The Copyright Act of 1976, as amended, grants the creator of original literary and graphic works (and other types of works not relevant here) exclusive rights, including the right to display the works publicly, the right to reproduce the works and the right to create derivative works from the original. The law also allows those rights, or any combination thereof, to be assigned to other parties for a variety of reasons and durations.
Moreover, the act allows copyright holders to seek injunctions against infringement as well as other legal remedies, so Righthaven's suits, at first blush anyway, should be legitimate causes of action.
Yet many have called Righthaven a "copyright troll." Why? There are several reasons, really. First, it appears that the company specifically targets individual bloggers, nonprofits and small businesses that more than likely will settle out of court to avoid paying legal fees. Second, it often files the lawsuits first, without adequate notice and without pursuing other available remedies (takedown requests, licensing agreements).
But what I find most perplexing is why Righthaven has to obtain the rights to the works in question and sue in its own name rather than suing on behalf of the newspapers. For that matter, why does Righthaven need to be involved at all? Why can't the newspapers' legal departments take the cases in hand and deal with them that way?
Recent revelations have brought the validity of Righthaven's assigned rights into question. Turns out the company may not have standing to bring the suits in the first place. As such, it seems the newspapers would be saving time and money - not to mention a lot of bad press - if they skipped the middleman altogether.

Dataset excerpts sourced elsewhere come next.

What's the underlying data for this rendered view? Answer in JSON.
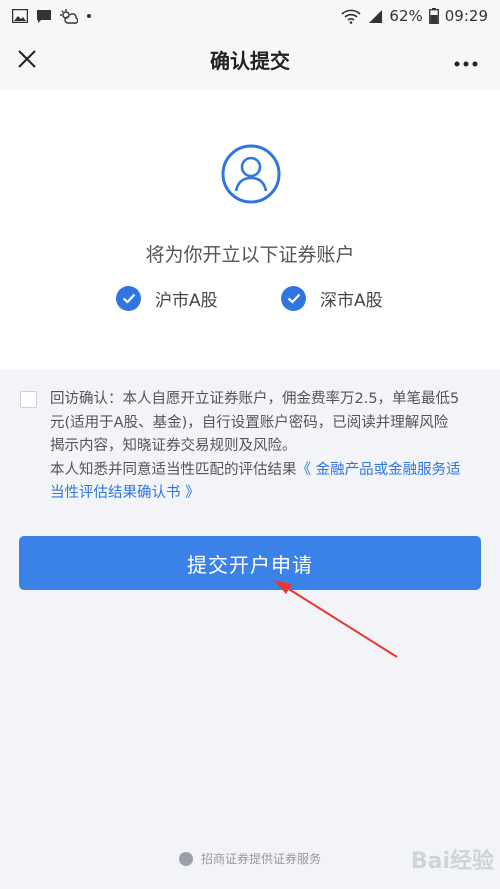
{
  "status_bar": {
    "battery": "62%",
    "time": "09:29",
    "icons": [
      "image-icon",
      "message-icon",
      "weather-icon",
      "dot-icon",
      "wifi-icon",
      "signal-icon",
      "battery-icon"
    ]
  },
  "nav": {
    "title": "确认提交",
    "close_icon": "close-icon",
    "more_icon": "more-icon"
  },
  "account": {
    "heading": "将为你开立以下证券账户",
    "options": [
      {
        "label": "沪市A股",
        "checked": true
      },
      {
        "label": "深市A股",
        "checked": true
      }
    ]
  },
  "agreement": {
    "checked": false,
    "line1": "回访确认：本人自愿开立证券账户，佣金费率万2.5，单笔最低5",
    "line2": "元(适用于A股、基金)，自行设置账户密码，已阅读并理解风险",
    "line3": "揭示内容，知晓证券交易规则及风险。",
    "line4_prefix": "本人知悉并同意适当性匹配的评估结果",
    "line4_link": "《 金融产品或金融服务适",
    "line5_link": "当性评估结果确认书 》"
  },
  "submit_label": "提交开户申请",
  "footer_text": "招商证券提供证券服务",
  "watermark": "Bai经验",
  "colors": {
    "accent": "#3b82e8",
    "link": "#2f76e0",
    "annotation_arrow": "#e8372c"
  }
}
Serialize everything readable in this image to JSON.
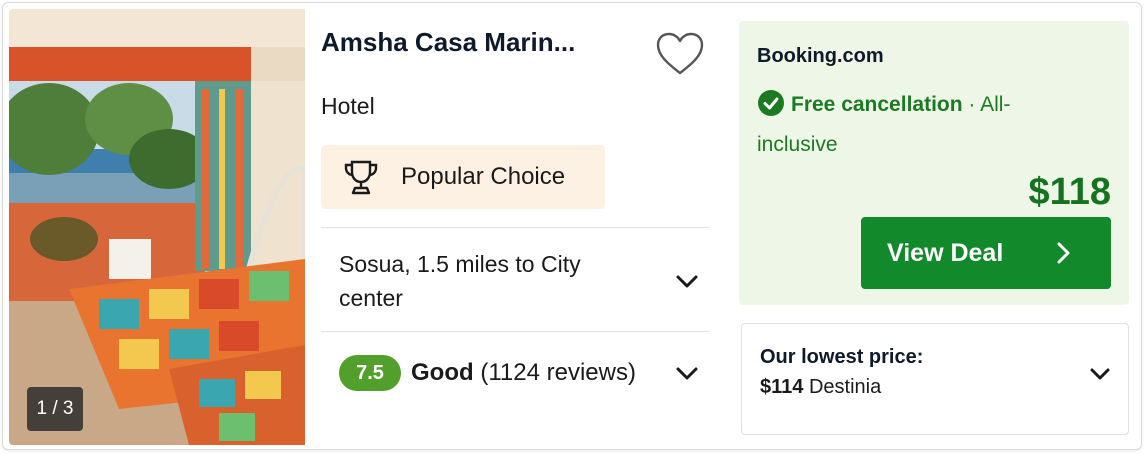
{
  "photo": {
    "counter": "1 / 3"
  },
  "hotel": {
    "name": "Amsha Casa Marin...",
    "type": "Hotel",
    "badge_label": "Popular Choice",
    "location": "Sosua, 1.5 miles to City center",
    "rating": {
      "score": "7.5",
      "word": "Good",
      "reviews": "(1124 reviews)"
    }
  },
  "deal": {
    "provider": "Booking.com",
    "cancellation": "Free cancellation",
    "separator": "·",
    "board": "All-inclusive",
    "price": "$118",
    "button_label": "View Deal"
  },
  "lowest": {
    "title": "Our lowest price:",
    "price": "$114",
    "provider": "Destinia"
  },
  "colors": {
    "score_green": "#52a02b",
    "deal_green": "#128a2c",
    "price_green": "#15731f",
    "deal_bg": "#eef7e7",
    "badge_bg": "#fdf1e3"
  },
  "icons": [
    "heart-icon",
    "trophy-icon",
    "chevron-down-icon",
    "check-circle-icon",
    "chevron-right-icon"
  ]
}
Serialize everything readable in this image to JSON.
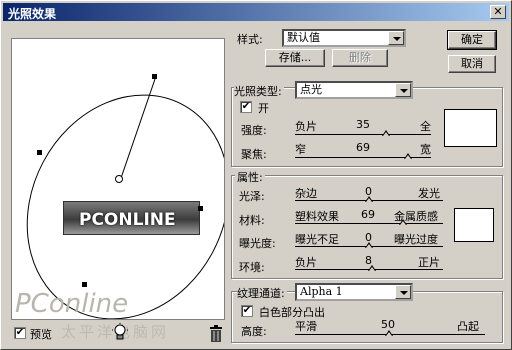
{
  "window": {
    "title": "光照效果",
    "close_glyph": "✕"
  },
  "buttons": {
    "ok": "确定",
    "cancel": "取消",
    "save": "存储...",
    "delete": "删除"
  },
  "style": {
    "label": "样式:",
    "value": "默认值"
  },
  "light": {
    "type_label": "光照类型:",
    "type_value": "点光",
    "on_label": "开",
    "on_checked": true,
    "intensity_label": "强度:",
    "intensity_min": "负片",
    "intensity_value": "35",
    "intensity_max": "全",
    "focus_label": "聚焦:",
    "focus_min": "窄",
    "focus_value": "69",
    "focus_max": "宽",
    "color": "#ffffff"
  },
  "properties": {
    "group_label": "属性:",
    "gloss_label": "光泽:",
    "gloss_min": "杂边",
    "gloss_value": "0",
    "gloss_max": "发光",
    "material_label": "材料:",
    "material_min": "塑料效果",
    "material_value": "69",
    "material_max": "金属质感",
    "exposure_label": "曝光度:",
    "exposure_min": "曝光不足",
    "exposure_value": "0",
    "exposure_max": "曝光过度",
    "ambience_label": "环境:",
    "ambience_min": "负片",
    "ambience_value": "8",
    "ambience_max": "正片",
    "color": "#ffffff"
  },
  "texture": {
    "channel_label": "纹理通道:",
    "channel_value": "Alpha 1",
    "white_high_label": "白色部分凸出",
    "white_high_checked": true,
    "height_label": "高度:",
    "height_min": "平滑",
    "height_value": "50",
    "height_max": "凸起"
  },
  "preview": {
    "label": "预览",
    "checked": true,
    "image_text": "PCONLINE",
    "light_icon": "lightbulb-icon",
    "trash_icon": "trash-icon"
  },
  "watermark": {
    "brand": "PConline",
    "cn": "太平洋电脑网"
  }
}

But short of filing suit, what can the newspapers and other publications like them do to protect their content? As several Righthaven defendants have indicated, it may be as simple as asking the offender to take down the lifted material or to give proper credit to those who created the work and/or legitimately hold the copyrights.
If the simple email or letter doesn't yield the desired results, they can also make formal Digital Millennium Copyright Act takedown requests of Google, Yahoo, Bing and other search engines so that the offender's infringing work does not appear in search results, or ask the offender's Web host to remove the infringing material. (Though the DMCA limits the liability of service providers that transmit or link to infringing material created by a third party, it does require the service providers to remove the infringing material upon request of the copyright holder.)
It's work, but if the content is valuable enough that the publication is paying someone to create it, then it's work well worth the effort.